Bernier M, Bergemer A M, Got C, Marsan C
Service d'Anatomie et de Cytologie Pathologiques, Hôpital A. Paré, Université Paris VI, Boulogne.
Arch Anat Cytol Pathol. 1998;46(3):184-7.
There have been several reports regarding the accuracy of the PAPNET system applied to the screening for cancerous and precancerous lesions. Based on neuronal networks, this computerized tool was initially trained to select atypical cells. It has been approved in the USA for the re-screening of cervical smears for quality assurance. However, its particular behaviour has not been frequently studied when the system is designed to detect frequent infectious organisms. We report the results of re-screening of 42 inflammatory cervico-uterine smears by the PAPNET system. The computerized images were reviewed by two different pathologists, with complete agreement between the two observers in 39 cases. Infectious organisms were detected in only 66% of cases. Trichomonas, mycoses and Gardnerella were diagnosed in 63%, 56% and 87% of cases respectively. No herpetic lesions were identified. The low accuracy of the PAPNET system in the diagnosis of infectious cervico-uterine smears should be taken into account if this system is developed as an exclusive pre-screening method.

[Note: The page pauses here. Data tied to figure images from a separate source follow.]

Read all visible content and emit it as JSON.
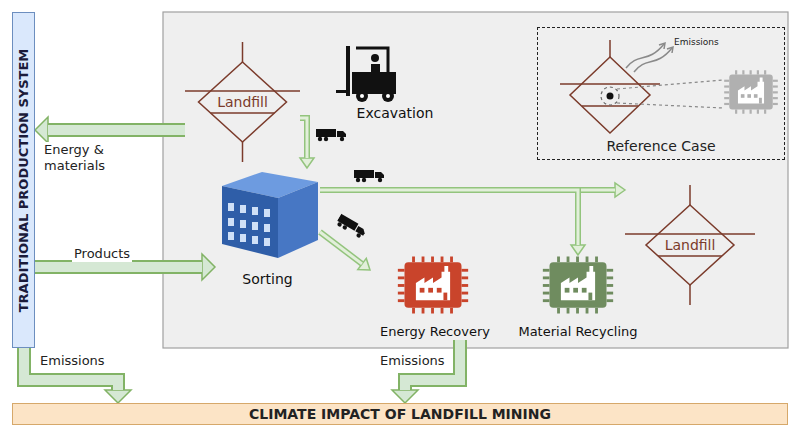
{
  "diagram": {
    "nodes": [
      {
        "text": [
          "TRADITIONAL PRODUCTION SYSTEM"
        ]
      },
      {
        "text": [
          "Landfill"
        ]
      },
      {
        "text": [
          "Excavation"
        ]
      },
      {
        "text": [
          "Sorting"
        ]
      },
      {
        "text": [
          "Energy Recovery"
        ]
      },
      {
        "text": [
          "Material Recycling"
        ]
      },
      {
        "text": [
          "Landfill"
        ]
      },
      {
        "text": [
          "Reference Case"
        ]
      },
      {
        "text": [
          "CLIMATE IMPACT OF LANDFILL MINING"
        ]
      }
    ],
    "edges": [
      {
        "from": 1,
        "to": 3,
        "arrow": "to"
      },
      {
        "from": 3,
        "to": 6,
        "arrow": "to"
      },
      {
        "from": 3,
        "to": 5,
        "arrow": "to"
      },
      {
        "from": 3,
        "to": 4,
        "arrow": "to"
      },
      {
        "from": 1,
        "to": 0,
        "label": "Energy & materials",
        "arrow": "to"
      },
      {
        "from": 0,
        "to": 3,
        "label": "Products",
        "arrow": "to"
      },
      {
        "from": 0,
        "to": 8,
        "label": "Emissions",
        "arrow": "to"
      },
      {
        "from": 4,
        "to": 8,
        "label": "Emissions",
        "arrow": "to"
      }
    ],
    "labels": [
      "Emissions"
    ]
  }
}
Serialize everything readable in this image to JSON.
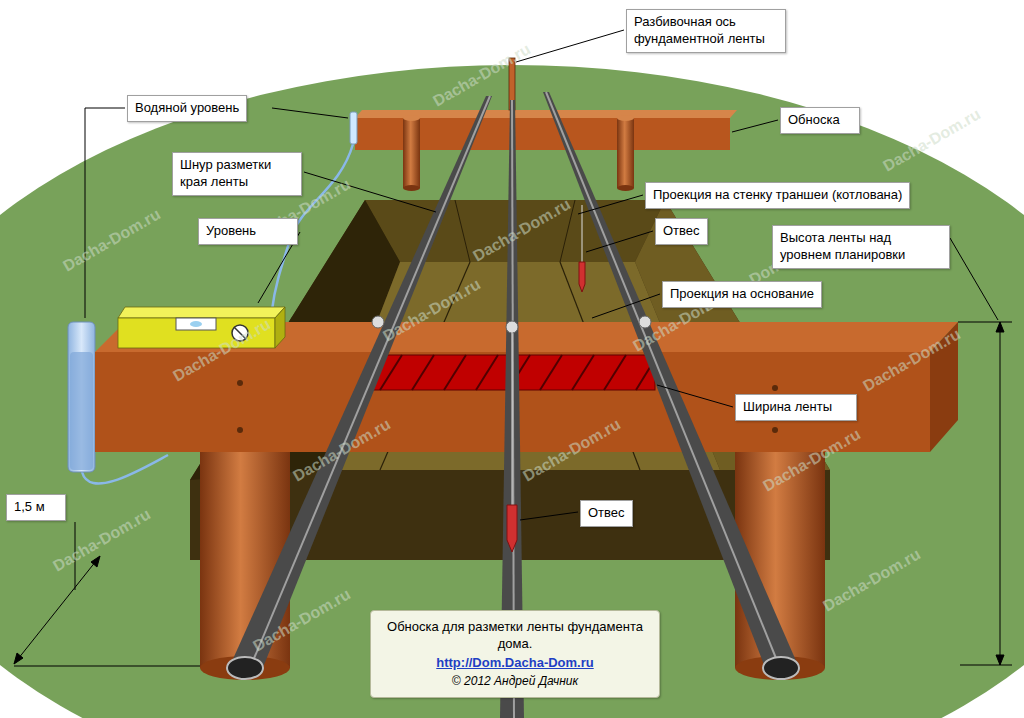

已有多篇关于PAPNET系统应用于癌性和癌前病变筛查准确性的报道。基于神经网络,这个计算机化工具最初被训练用于筛选非典型细胞。它在美国已被批准用于宫颈涂片的再次筛查以确保质量。然而,当该系统旨在检测常见感染性生物体时,其特定行为尚未得到充分研究。我们报告了PAPNET系统对42份炎性宫颈涂片进行再次筛查的结果。两位不同的病理学家对计算机化图像进行了评估,两位观察者在39例中完全一致。仅在66%的病例中检测到感染性生物体。滴虫、霉菌和加德纳菌分别在63%、56%和87%的病例中被诊断出来。未发现疱疹性病变。如果将该系统开发为唯一的预筛查方法,则应考虑PAPNET系统在诊断感染性宫颈涂片方面的低准确性。